When the mathematical model is available for wind turbines, mathematical model-based are more accurate than ANN model to estimate the indicators and thus it can detect fault more precisely. Once the mathematical model is established, it can detect all type of faults even the faults are not presented in the training data.

Therefore, when the mathematical model or physical model is available, it is better to choose as a method for fault detection and identification. However, the mathematical model or physical model is not always available because of increasingly complexity of wind turbines. In this case, if there is huge history data available to train the data-driven model, the data-driven approach is a good option to detect fault of wind turbines. Most wind farms have installed SCADA system and collect lots of history data which can be used to established ANN model and thus the data-driven should be chosen in this case.

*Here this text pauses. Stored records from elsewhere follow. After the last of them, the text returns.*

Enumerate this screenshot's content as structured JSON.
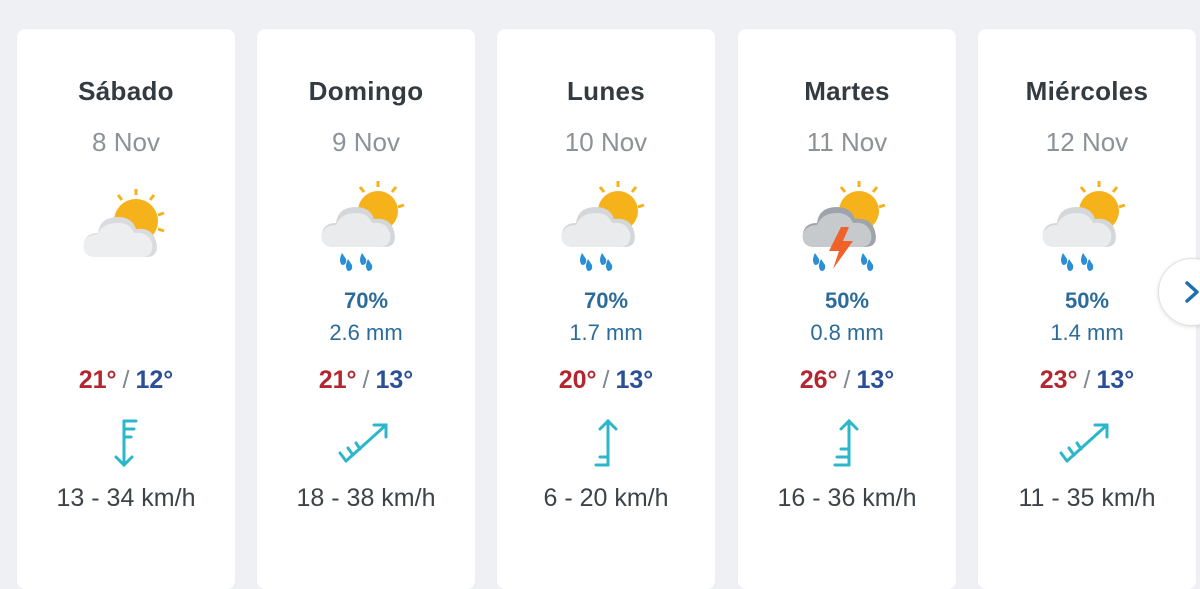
{
  "days": [
    {
      "day": "Sábado",
      "date": "8 Nov",
      "icon": "partly-cloudy-icon",
      "rain_prob": "",
      "rain_mm": "",
      "tmax": "21°",
      "tmin": "12°",
      "wind_dir": "south",
      "wind": "13 - 34 km/h"
    },
    {
      "day": "Domingo",
      "date": "9 Nov",
      "icon": "cloud-sun-rain-icon",
      "rain_prob": "70%",
      "rain_mm": "2.6 mm",
      "tmax": "21°",
      "tmin": "13°",
      "wind_dir": "northeast",
      "wind": "18 - 38 km/h"
    },
    {
      "day": "Lunes",
      "date": "10 Nov",
      "icon": "cloud-sun-rain-icon",
      "rain_prob": "70%",
      "rain_mm": "1.7 mm",
      "tmax": "20°",
      "tmin": "13°",
      "wind_dir": "north",
      "wind": "6 - 20 km/h"
    },
    {
      "day": "Martes",
      "date": "11 Nov",
      "icon": "thunderstorm-icon",
      "rain_prob": "50%",
      "rain_mm": "0.8 mm",
      "tmax": "26°",
      "tmin": "13°",
      "wind_dir": "north",
      "wind": "16 - 36 km/h"
    },
    {
      "day": "Miércoles",
      "date": "12 Nov",
      "icon": "cloud-sun-rain-icon",
      "rain_prob": "50%",
      "rain_mm": "1.4 mm",
      "tmax": "23°",
      "tmin": "13°",
      "wind_dir": "northeast",
      "wind": "11 - 35 km/h"
    }
  ],
  "temp_separator": "/",
  "colors": {
    "max": "#b3262f",
    "min": "#2a4f96",
    "rain": "#2c6c9a",
    "wind_icon": "#2bb7c9",
    "sun": "#f5b21b",
    "bolt": "#f0622a"
  },
  "next_button_icon": "chevron-right-icon"
}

One suggesting future work is to combine the data-driven and model-based approaches to improve the precise of fault detection, identification and prediction.



Learning objectives
1. Learning methodologies to detect the fault of wind turbines.
2. Knowing the advantages and disadvantages of data-driven and model-based approach so that they can be chosen correctly.



References
[1] L. Fried, S. Sawyer, S. Shukla, and L. Qiao, “Global Wind Report Annual market update 2012,” 2012.
[2] A. Verma and A. Kusiak, “Fault Monitoring of Wind Turbine Generator Brushes: A Data-Mining Approach,” J. Sol. Energy Eng., vol. 134, no. 2, p. 021001, 2012.
[3] K. Wang, Applied Computational Intelligence in Intelligent Manufacturing Systems. Australia: Advanced Knowledge International Pty Ltd, 2005.